Multi-region readiness
For multi-region, applications should additionally:
- Be deployable in multiple clusters with:
- Same configuration templates (e.g., GitOps).
- Environment-specific values (endpoints, storage classes).
- Handle:
- Different latency profiles per region.
- Region-specific failures and partial outages.
- Be explicit about:
- Data ownership per region (e.g., sharding by geography vs full replication).
- Consistency requirements when switching regions.
Patterns:
- Read local, write primary:
- Reads served in each region.
- Writes go to a single primary region.
- Failover involves promoting a new primary.
- Region-local write with eventual consistency:
- Regions can accept writes locally.
- Background replication synchronizes changes.

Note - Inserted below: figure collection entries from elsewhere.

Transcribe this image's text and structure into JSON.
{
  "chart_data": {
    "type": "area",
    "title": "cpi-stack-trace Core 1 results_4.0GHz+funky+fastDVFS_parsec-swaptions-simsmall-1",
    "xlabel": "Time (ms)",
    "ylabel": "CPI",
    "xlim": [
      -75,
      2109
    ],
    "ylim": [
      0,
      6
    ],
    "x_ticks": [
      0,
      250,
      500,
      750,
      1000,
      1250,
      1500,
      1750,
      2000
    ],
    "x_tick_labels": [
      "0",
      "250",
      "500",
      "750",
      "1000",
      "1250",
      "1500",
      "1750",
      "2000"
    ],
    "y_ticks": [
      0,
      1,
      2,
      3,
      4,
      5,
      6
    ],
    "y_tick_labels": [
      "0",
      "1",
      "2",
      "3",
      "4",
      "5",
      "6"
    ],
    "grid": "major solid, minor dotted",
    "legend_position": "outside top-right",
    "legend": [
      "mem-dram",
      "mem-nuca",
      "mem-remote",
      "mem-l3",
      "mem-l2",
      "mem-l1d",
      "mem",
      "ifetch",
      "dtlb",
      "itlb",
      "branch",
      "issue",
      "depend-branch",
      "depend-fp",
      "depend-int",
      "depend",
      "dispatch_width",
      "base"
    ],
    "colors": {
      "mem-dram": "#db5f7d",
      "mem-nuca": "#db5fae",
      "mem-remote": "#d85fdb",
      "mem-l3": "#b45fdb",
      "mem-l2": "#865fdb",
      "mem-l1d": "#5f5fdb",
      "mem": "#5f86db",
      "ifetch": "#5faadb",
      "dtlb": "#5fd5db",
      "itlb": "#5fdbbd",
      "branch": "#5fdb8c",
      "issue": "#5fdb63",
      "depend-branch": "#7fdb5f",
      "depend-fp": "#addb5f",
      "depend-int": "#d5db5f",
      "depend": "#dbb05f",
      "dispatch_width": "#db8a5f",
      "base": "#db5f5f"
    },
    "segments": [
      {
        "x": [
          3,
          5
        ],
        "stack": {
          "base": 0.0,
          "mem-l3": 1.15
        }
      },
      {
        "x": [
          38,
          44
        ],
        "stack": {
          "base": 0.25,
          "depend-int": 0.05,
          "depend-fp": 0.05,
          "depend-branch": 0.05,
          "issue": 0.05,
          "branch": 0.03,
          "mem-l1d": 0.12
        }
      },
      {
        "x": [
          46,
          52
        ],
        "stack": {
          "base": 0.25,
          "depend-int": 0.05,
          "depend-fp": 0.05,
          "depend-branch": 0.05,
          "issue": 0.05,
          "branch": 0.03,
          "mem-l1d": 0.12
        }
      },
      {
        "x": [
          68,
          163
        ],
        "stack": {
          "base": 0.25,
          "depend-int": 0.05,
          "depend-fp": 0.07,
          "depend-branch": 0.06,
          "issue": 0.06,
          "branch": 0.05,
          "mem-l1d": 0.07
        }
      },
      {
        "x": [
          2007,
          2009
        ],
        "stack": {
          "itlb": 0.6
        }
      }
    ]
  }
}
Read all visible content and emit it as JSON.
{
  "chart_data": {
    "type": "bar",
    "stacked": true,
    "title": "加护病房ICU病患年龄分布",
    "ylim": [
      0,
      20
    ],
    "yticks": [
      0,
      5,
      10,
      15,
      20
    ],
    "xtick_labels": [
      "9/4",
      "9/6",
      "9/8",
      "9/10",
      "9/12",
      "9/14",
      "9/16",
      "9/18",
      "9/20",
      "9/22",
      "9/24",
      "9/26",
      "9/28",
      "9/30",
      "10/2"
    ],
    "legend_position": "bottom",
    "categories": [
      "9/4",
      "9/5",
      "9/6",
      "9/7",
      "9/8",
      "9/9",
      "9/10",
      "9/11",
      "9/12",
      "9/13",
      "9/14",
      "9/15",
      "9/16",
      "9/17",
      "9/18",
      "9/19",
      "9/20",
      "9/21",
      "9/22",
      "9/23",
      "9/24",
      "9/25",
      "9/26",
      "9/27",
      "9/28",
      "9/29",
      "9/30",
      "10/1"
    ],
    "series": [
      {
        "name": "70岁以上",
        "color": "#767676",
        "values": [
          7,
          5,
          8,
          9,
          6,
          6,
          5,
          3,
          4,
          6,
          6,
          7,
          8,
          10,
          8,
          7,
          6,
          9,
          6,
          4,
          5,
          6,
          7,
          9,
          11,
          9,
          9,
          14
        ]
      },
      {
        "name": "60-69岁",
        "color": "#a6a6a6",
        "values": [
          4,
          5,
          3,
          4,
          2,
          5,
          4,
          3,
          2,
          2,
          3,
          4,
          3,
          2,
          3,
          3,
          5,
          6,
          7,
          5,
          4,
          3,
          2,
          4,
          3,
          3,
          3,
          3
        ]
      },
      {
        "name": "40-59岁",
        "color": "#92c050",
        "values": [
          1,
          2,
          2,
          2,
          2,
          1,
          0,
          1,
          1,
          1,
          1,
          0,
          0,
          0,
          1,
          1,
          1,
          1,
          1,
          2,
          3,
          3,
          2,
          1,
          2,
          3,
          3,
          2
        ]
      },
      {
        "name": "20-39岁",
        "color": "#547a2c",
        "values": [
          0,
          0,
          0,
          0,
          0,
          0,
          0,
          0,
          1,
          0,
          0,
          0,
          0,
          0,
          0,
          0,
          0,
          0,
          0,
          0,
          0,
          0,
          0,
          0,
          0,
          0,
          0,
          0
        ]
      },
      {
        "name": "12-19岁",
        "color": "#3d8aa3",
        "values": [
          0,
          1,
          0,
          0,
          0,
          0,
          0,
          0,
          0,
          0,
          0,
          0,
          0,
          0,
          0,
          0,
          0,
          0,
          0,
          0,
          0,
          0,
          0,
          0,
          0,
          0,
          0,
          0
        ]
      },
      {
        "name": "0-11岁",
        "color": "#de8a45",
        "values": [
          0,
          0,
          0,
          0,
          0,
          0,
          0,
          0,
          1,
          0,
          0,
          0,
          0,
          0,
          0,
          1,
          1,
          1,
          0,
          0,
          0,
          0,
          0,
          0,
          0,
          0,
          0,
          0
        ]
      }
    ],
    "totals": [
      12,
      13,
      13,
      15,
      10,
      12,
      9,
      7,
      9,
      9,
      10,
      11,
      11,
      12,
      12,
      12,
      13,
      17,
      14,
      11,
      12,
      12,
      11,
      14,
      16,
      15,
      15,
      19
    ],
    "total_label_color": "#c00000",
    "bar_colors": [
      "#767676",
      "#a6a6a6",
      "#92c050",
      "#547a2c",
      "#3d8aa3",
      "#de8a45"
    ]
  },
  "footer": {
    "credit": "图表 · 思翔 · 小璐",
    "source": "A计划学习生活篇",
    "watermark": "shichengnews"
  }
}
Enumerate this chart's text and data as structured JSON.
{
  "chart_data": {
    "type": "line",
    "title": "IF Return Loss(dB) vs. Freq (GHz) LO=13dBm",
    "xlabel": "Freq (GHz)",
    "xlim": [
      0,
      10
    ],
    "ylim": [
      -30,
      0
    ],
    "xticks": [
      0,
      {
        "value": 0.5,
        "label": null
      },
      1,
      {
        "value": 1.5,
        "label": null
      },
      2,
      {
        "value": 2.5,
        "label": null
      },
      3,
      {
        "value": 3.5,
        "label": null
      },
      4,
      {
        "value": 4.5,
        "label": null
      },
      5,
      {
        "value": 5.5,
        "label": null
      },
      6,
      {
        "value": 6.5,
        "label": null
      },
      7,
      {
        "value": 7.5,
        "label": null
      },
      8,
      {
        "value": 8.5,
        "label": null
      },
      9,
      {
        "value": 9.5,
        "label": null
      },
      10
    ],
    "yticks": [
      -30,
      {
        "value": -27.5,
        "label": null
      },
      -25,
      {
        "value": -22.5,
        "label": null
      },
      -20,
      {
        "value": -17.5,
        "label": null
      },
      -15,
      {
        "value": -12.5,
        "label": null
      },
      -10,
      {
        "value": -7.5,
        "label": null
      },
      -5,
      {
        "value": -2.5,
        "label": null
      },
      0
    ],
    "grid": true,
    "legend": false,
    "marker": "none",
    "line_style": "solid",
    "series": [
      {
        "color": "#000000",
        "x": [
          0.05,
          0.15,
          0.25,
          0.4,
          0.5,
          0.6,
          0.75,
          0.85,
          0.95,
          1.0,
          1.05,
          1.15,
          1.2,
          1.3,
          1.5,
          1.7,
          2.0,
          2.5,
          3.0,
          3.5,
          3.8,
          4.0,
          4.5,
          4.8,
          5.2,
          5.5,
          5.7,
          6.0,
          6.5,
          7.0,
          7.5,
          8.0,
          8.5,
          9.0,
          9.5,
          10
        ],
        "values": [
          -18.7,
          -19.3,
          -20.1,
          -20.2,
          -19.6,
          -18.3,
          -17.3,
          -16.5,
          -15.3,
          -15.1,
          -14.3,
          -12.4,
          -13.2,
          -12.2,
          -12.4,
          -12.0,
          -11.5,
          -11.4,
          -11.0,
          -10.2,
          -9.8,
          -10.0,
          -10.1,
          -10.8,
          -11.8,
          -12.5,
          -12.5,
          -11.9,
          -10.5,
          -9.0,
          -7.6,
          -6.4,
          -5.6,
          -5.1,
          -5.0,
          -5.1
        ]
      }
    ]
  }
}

- Conflicts handled by app logic or database conflict resolution.
Operational aspects and trade-offs
Multi-zone and multi-region HA bring operational challenges that must be balanced with cost and complexity.
Cost vs availability
- Multi-zone:
- Additional nodes and LBs per zone, but still one cluster.
- Often considered a baseline for production cloud deployments.
- Multi-region:
- Doubling (or more) of infrastructure.
- Potential duplication of stateful services and platform components.
- Increased operational overhead (more clusters to manage).
Decision factors:
- Required SLA (uptime, RTO, RPO).
- Regulatory or latency-driven regional needs.
- Budget and team expertise.
Operational complexity
With multi-zone:
- Complexity mainly around:
- Node distribution
- Storage topology
- Ensuring workloads are properly spread
With multi-region:
- Additionally, you must manage:
- Multiple clusters’ lifecycle (upgrades, capacity, security).
- Global traffic routing strategy and automation.
- Data replication and failover procedures.
- Runbooks for partial-region failure, full-region failure, and “split-brain” scenarios.
Testing is crucial:
- Regularly simulate:
- Loss of a single zone
- Loss of control plane node(s)
- Entire region outage (in non-production or carefully controlled environments)
Summary of when to choose which design
- Single-region, multi-zone cluster:
- Preferred for:
- Most standard production workloads.
- Where regional outages are rare or acceptable risks.
- Pros:
- Simpler operations.
- Single control plane.
- Good protection against many kinds of failures.
- Multi-region, multi-cluster setup:
- Consider when:
- You must survive total loss of a region.
- You need low-latency access from distant geographies.
- Regulations require regional segregation.
- Pros:
- Higher resilience against large-scale failures.
- Better per-region latency.
- Cons:
- Significant complexity and cost.
- Non-trivial data consistency challenges.
An effective OpenShift HA strategy usually starts with solid multi-zone design, and only extends to multi-region when business continuity, geography, or compliance requirements clearly justify the added complexity.